Reports are NHL commissioner (for now) Gary Bettman will step up to a microphone in New York today ... uh ... tomorrow, and officially pull the plug on the respirator that has kept the 2004-2005 season alive, if in spirit only.

It has been on life support for the better part of a couple of weeks and you could make the argument everybody who is responsible for bringing us to the cusp of this unprecedented situation in North American professional sports has been brain dead.

There were reports of another last, last, last-ditch negotiating session yesterday and of a player initiative to broker a deal. You can only hope that having to stare into the abyss has got some people thinking.

What did they see? That maybe Dr. Bettman's antidote is looking worse than the disease.

The NHL mantra through this whole thing has been the hardship of a lockout was a more attractive alternative to the status quo.

Now?

Dunno about you, but I'm not so sure and, it seems, neither are some other people.

OLD SYSTEM LOOKS GOOD NOW

Teams were going to fold under the old system, we were told, but you'd have to say that exists as a very real possibility on the scorched Earth of the new NHL world.

Consider the possible landscape if the NHL is ever capable of resurrecting itself from beneath the mound of dirt and ashes under which it has buried itself.

I'm not so sure now the status quo looks that bad.
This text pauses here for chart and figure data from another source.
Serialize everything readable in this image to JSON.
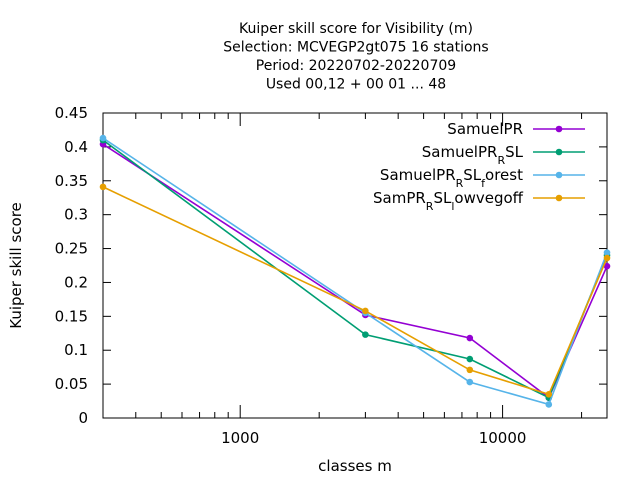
{
  "chart_data": {
    "type": "line",
    "title_lines": [
      "Kuiper skill score  for Visibility (m)",
      "Selection: MCVEGP2gt075      16 stations",
      "Period: 20220702-20220709",
      "Used  00,12  + 00 01 ... 48"
    ],
    "xlabel": "classes m",
    "ylabel": "Kuiper skill score",
    "xscale": "log",
    "xlim": [
      300,
      25000
    ],
    "ylim": [
      0,
      0.45
    ],
    "x_ticks": [
      1000,
      10000
    ],
    "x_tick_labels": [
      "1000",
      "10000"
    ],
    "y_ticks": [
      0,
      0.05,
      0.1,
      0.15,
      0.2,
      0.25,
      0.3,
      0.35,
      0.4,
      0.45
    ],
    "y_tick_labels": [
      "0",
      "0.05",
      "0.1",
      "0.15",
      "0.2",
      "0.25",
      "0.3",
      "0.35",
      "0.4",
      "0.45"
    ],
    "grid": false,
    "legend_position": "top-right",
    "x": [
      300,
      3000,
      7500,
      15000,
      25000
    ],
    "series": [
      {
        "name_parts": [
          [
            "SamuelPR",
            "normal"
          ]
        ],
        "color": "#9400d3",
        "values": [
          0.404,
          0.152,
          0.118,
          0.03,
          0.224
        ]
      },
      {
        "name_parts": [
          [
            "SamuelPR",
            "normal"
          ],
          [
            "R",
            "sub"
          ],
          [
            "SL",
            "normal"
          ]
        ],
        "color": "#009e73",
        "values": [
          0.41,
          0.123,
          0.087,
          0.03,
          0.24
        ]
      },
      {
        "name_parts": [
          [
            "SamuelPR",
            "normal"
          ],
          [
            "R",
            "sub"
          ],
          [
            "SL",
            "normal"
          ],
          [
            "f",
            "sub"
          ],
          [
            "orest",
            "normal"
          ]
        ],
        "color": "#56b4e9",
        "values": [
          0.413,
          0.155,
          0.053,
          0.02,
          0.244
        ]
      },
      {
        "name_parts": [
          [
            "SamPR",
            "normal"
          ],
          [
            "R",
            "sub"
          ],
          [
            "SL",
            "normal"
          ],
          [
            "l",
            "sub"
          ],
          [
            "owvegoff",
            "normal"
          ]
        ],
        "color": "#e69f00",
        "values": [
          0.341,
          0.158,
          0.071,
          0.035,
          0.236
        ]
      }
    ]
  }
}
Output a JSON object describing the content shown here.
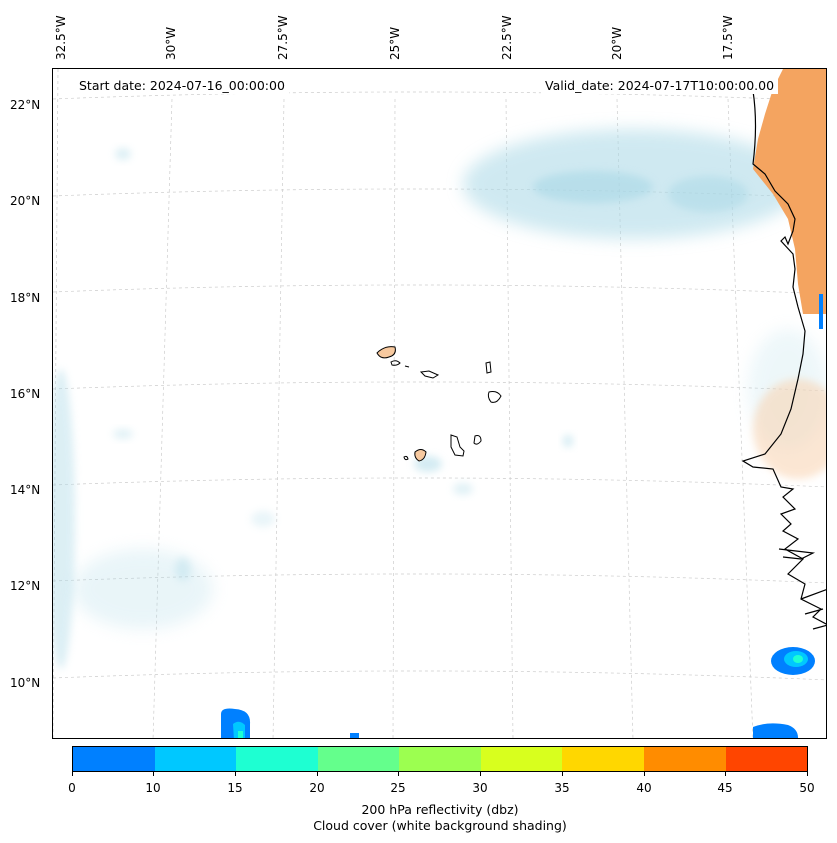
{
  "map": {
    "start_date": "Start date: 2024-07-16_00:00:00",
    "valid_date": "Valid_date: 2024-07-17T10:00:00.00",
    "lon_labels": [
      "32.5°W",
      "30°W",
      "27.5°W",
      "25°W",
      "22.5°W",
      "20°W",
      "17.5°W"
    ],
    "lat_labels": [
      "22°N",
      "20°N",
      "18°N",
      "16°N",
      "14°N",
      "12°N",
      "10°N"
    ],
    "colors": {
      "cloud": "#a9d8e6",
      "coast": "#000000",
      "land_shading": "#f4a460",
      "island_fill": "#f7c99f",
      "grid": "#cccccc"
    }
  },
  "colorbar": {
    "colors": [
      "#0080ff",
      "#00c8ff",
      "#1effd2",
      "#64ff8c",
      "#9cff50",
      "#d8ff1e",
      "#ffd700",
      "#ff8c00",
      "#ff4500"
    ],
    "ticks": [
      "0",
      "10",
      "15",
      "20",
      "25",
      "30",
      "35",
      "40",
      "45",
      "50"
    ],
    "title": "200 hPa reflectivity (dbz)",
    "subtitle": "Cloud cover (white background shading)"
  }
}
Some teams were making a lot of money and the Calgary Flames and Tampa Bay Lightning, one a small and the other a non-traditional market, made it to the Stanley Cup final.

The teams that weren't making money probably will still struggle to do so in a post-lockout environment because their problems are market, rather than labour, related.

The biggest miscalculation by everyone in this is the amount of indifference with which a winter without NHL hockey has been greeted, even here in Canada.

It has been stunning.

People, particularly in the U.S., just don't care.

Even here in Canada, NHL fans, thinking of another night of watching the Leafs or Senators play the Blue Jackets, realize they aren't missing much.

Which brings us to an important point.

WALK AWAY

As the NHL closed its doors to its players, it opened another. That was the door that allowed fans, season-ticket holders, sponsors and corporations to walk away and find out they didn't miss the game that much.

They are finding out there are other things on which to spend their money.

Maybe, as Ken Dryden suggested the other day, the NHL was more of a habit in the lives of many Canadians than a passion.

Once you stopped your regular partaking of Bettman's Kool-Aid, you saw the cult for what it was: An overpriced, over-coached, usually uninspiring product.

It's not out of the question now, given the raging indifference, that the damage incurred by this lockout will outstrip the losses the league suffered under the old system.

If there is a fan backlash, that means a decline in attendance and TV ratings. The best the NHL could do in the U.S. before the lockout, was a deal in which it split profits (if there were any) with a network.

Here in Canada, it could mean less money from the CBC and TSN, the two networks which were actually willing to pay to distribute its games.

If corporations have found their sales have not drastically declined in the absence of entertaining clients at NHL games, that means a reduction in sponsorship and luxury suite revenues.

SALARIES TIED TO REVENUES

The damage incurred by the lockout means the NHL will be even more steadfast in its insistence that player salaries be linked to revenues because the revenues are going to be taking a hit, maybe a massive hit.

The NHL owners are going to want the players to share the pain.

A sad twist on this situation: The NHL could find itself just getting back to where it was (that's not saying much) before the lockout in terms of fan and corporate support just about the time the next CBA expires.

Then we get to do all this again.

Just another happy thought ... and something all concerned should be thinking about before Bettman insists on pulling the plug today, er, ahh, tomorrow.